Highlights of the room are objects documented as having been used by
President Lincoln. Four Gothic Revival walnut side chairs, of a type
clearly identifiable in the Carpenter painting, are the only ones
remaining from the set used around President Lincoln's cabinet table;
three of these were installed in the bedroom, one in the Lincoln Sitting
Room. Acquired in 1846 in the Polk administration, they were made by
J.& J. W. Meeks of New York. On the new white marble mantel, carved
from photographs of the 1853 mantel Lincoln knew in the room (removed in
1902, location unknown), stands a French portico mantel clock purchased
for the nearby waiting room in 1833 under President Andrew Jackson but
used on the mantel in President Lincoln's office.
In Lincoln's time, a portrait of President Andrew Jackson had hung above that clock, attributed to Miner Kilbourne Kellogg (1814-1889), c. 1840. It now hangs above one doorway. Among the other artwork retained in the room is the 1866 engraving, The First Reading of the Emancipation Proclamation Before the Cabinet, after the painting by Francis B. Carpenter and a miniature of Lincoln and his youngest son Tad by Carpenter that was inspired by a photograph taken in the artists presence by Anthony Berger in February 1864. Other portraits of Lincoln displayed in the room include Lincoln, The Ever-Sympathetic by Stephen Arnold Douglas Volk, 1931; a bronze statue by Jeno Juszko, 1925, that portrays President Lincoln in a relaxed, seated pose echoed in the depiction of him in the First Reading engraving; and an 1866 print by William Edgar Marshall, one of the most widely distributed and best known post-Civil War works, this example having once been owned by Frederick Douglass.
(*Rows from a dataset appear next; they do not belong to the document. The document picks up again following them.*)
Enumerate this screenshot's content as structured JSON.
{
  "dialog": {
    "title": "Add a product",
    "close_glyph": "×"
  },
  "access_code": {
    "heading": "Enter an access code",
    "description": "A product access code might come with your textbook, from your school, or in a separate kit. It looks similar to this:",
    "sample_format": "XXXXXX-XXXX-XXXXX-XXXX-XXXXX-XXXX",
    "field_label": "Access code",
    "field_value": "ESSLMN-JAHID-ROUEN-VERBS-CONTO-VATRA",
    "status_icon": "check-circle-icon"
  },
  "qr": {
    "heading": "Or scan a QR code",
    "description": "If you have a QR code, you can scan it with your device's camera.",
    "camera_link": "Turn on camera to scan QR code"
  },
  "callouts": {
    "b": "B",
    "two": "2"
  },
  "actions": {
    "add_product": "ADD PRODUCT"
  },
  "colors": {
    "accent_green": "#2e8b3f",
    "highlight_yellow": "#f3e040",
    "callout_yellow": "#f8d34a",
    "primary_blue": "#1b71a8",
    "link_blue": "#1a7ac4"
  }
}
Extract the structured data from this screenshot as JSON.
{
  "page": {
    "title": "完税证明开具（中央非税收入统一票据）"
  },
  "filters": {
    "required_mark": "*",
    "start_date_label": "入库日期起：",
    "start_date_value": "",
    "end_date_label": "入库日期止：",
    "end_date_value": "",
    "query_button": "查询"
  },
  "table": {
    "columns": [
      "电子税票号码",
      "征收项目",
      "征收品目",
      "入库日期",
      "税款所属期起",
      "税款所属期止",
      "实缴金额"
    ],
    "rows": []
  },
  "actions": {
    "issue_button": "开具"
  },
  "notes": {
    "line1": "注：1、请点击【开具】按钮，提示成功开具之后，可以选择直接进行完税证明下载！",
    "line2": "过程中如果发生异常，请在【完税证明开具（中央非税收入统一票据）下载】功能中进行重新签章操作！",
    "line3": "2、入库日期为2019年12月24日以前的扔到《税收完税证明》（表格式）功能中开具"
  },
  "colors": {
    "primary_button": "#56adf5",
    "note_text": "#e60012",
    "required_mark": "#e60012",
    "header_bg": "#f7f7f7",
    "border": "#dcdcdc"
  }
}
On the rooms north wall hangs Watch Meeting Dec. 31st 1862 Waiting for the Hour by William Tolman Carlton, an oil on canvas that depicts slaves and friends waiting for midnight on December 31, 1862, when the Emancipation Proclamation went into effect. It is a study for a painting sent to Abraham Lincoln by abolitionist leader William Lloyd Garrison. The Republican Court in the Days of Lincoln, by Peter Frederick Rothermel, c. 1867, is an imaginary scene of a reception in the East Room showing President and Mrs. Lincoln, Vice President Andrew Johnson, members of the cabinet, and prominent Union officers, including Generals Winfield Scott, Ulysses S. Grant, and William Tecumseh Sherman was probably intended to be a model for an engraving. At no time did all of these leaders ever assemble in the White House.
The refurbishing of the Lincoln Bedroom and the adjoining sitting room, with strong period decor derived and adapted from the historical evidence of the Lincoln era, was completed in November 2005.